Eliminate Fossil Subsidies and Agrofuel Credits

However, it is also clear that such certificate trading cannot ensure a rapid and complete phase-out of fossil fuels. A whole bundle of measures is needed, primarily the reduction of climate-damaging subsidies and a genuine mobility and transport transition with the strengthening of the environmental alliance of foot, bicycle, and public transport.
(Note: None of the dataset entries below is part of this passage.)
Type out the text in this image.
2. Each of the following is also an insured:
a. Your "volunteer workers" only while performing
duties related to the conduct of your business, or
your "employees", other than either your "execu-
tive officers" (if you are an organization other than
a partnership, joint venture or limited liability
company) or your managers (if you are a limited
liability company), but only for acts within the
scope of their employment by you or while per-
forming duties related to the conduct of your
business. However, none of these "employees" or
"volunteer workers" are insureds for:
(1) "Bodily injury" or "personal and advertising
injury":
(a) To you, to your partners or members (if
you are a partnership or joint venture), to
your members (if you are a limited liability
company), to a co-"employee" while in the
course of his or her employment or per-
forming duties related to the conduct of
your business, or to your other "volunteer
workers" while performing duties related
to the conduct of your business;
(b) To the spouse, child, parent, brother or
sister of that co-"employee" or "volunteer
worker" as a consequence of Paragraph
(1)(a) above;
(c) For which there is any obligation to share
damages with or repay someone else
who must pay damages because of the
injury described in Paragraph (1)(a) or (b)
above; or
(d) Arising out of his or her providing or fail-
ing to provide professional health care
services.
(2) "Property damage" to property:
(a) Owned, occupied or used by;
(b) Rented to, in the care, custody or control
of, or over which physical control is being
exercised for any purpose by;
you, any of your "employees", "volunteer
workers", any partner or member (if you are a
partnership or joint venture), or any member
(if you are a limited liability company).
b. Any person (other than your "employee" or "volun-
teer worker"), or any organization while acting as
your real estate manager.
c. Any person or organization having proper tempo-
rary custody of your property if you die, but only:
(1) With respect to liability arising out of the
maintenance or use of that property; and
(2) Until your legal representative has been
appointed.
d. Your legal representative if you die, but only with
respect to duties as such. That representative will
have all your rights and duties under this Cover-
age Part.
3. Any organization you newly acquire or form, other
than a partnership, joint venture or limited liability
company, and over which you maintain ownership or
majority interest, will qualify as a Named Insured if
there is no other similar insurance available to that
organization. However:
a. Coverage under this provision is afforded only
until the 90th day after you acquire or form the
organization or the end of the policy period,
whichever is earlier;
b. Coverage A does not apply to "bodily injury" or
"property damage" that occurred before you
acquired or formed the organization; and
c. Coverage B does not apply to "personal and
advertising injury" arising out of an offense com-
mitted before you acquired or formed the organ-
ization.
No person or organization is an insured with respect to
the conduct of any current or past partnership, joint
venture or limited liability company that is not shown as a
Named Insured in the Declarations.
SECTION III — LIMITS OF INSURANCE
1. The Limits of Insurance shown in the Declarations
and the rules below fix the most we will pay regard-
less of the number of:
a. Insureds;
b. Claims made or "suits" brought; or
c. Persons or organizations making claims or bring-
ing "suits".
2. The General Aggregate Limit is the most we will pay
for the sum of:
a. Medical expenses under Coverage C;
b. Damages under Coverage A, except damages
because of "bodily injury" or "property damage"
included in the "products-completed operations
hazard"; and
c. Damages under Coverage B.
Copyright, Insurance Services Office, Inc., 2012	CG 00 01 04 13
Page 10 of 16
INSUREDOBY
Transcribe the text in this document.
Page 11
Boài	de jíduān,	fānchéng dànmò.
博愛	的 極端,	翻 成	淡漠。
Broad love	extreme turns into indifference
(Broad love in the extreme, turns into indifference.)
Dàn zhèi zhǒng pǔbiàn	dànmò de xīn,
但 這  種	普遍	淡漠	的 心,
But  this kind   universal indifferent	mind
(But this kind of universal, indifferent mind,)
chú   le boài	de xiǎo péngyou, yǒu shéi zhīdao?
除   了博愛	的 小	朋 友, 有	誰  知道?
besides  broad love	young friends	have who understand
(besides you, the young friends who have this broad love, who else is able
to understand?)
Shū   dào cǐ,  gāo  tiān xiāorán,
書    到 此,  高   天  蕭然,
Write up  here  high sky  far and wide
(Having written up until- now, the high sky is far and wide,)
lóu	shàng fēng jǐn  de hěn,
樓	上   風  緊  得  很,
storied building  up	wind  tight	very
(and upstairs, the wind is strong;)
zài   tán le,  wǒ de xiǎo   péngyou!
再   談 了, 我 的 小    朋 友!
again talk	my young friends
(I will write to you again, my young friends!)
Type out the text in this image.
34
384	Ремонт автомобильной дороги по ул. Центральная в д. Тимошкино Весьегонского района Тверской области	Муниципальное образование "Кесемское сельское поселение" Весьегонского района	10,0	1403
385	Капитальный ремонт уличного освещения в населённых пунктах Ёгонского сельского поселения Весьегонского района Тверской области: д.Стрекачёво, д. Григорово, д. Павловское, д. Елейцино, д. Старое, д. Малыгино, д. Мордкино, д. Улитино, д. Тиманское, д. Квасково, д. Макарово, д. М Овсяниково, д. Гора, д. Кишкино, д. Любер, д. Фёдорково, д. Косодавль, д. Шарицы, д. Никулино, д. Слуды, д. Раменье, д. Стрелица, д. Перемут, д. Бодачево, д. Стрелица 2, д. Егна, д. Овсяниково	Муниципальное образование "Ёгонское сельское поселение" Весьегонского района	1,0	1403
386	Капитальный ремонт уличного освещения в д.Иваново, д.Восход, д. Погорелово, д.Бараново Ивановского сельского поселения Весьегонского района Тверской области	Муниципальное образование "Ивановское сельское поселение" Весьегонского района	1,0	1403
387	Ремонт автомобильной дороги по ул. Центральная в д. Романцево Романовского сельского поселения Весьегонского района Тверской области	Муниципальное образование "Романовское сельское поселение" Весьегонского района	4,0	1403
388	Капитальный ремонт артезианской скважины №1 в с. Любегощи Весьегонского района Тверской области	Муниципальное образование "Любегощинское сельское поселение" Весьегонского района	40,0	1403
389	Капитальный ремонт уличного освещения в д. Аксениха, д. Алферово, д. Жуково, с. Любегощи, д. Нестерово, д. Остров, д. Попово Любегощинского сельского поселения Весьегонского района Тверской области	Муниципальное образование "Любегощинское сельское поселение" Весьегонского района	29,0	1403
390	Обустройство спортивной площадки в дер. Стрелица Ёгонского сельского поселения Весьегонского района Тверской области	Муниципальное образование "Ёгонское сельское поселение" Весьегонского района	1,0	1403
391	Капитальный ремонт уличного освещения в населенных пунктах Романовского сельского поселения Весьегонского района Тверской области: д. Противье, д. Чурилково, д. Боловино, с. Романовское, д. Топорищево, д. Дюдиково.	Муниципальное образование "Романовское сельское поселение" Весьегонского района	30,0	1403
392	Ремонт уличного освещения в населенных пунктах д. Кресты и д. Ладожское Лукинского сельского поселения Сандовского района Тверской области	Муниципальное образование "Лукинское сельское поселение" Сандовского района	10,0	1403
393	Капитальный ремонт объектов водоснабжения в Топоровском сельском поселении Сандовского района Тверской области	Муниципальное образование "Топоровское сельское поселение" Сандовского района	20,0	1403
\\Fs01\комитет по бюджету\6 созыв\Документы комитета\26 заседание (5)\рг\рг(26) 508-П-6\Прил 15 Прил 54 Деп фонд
Since 2015, oil companies have had to meet a GHG quota, which according to DUH is almost exclusively achieved through the blending of biogenic fuels into regular fuel, such as diesel from rapeseed or palm oil and ethanol from grain (E10). However, the production of agrofuels causes massive harm to the climate and the environment. It also came under criticism due to the grain crisis following the Russian invasion of Ukraine. The DUH demanded the elimination of GHG quota fulfillment through agrofuels. In Germany, agricultural land is still being used to grow fuel crops instead of food for the population. About 60 percent of Germany's rapeseed cultivation area is used for growing rapeseed oil for agrofuel, and twelve percent of the grain used in Germany is used for energy purposes, the NGO reports.

Direct Investment of Revenues in E-Mobility

The DUH also pointed out that the revenues from the e-GHG quota in the case of electric commercial vehicle fleets with vans, buses, or trucks must flow into the expansion of electromobility and not into the rehabilitation of municipal budgets or vehicle companies. The NGO also called for the addition of mechanisms that would directly, not just indirectly, promote the expansion of e-mobility on the road. So far, it is up to the oil companies whether they purchase certificates or build charging infrastructure.

Translated automatically from German.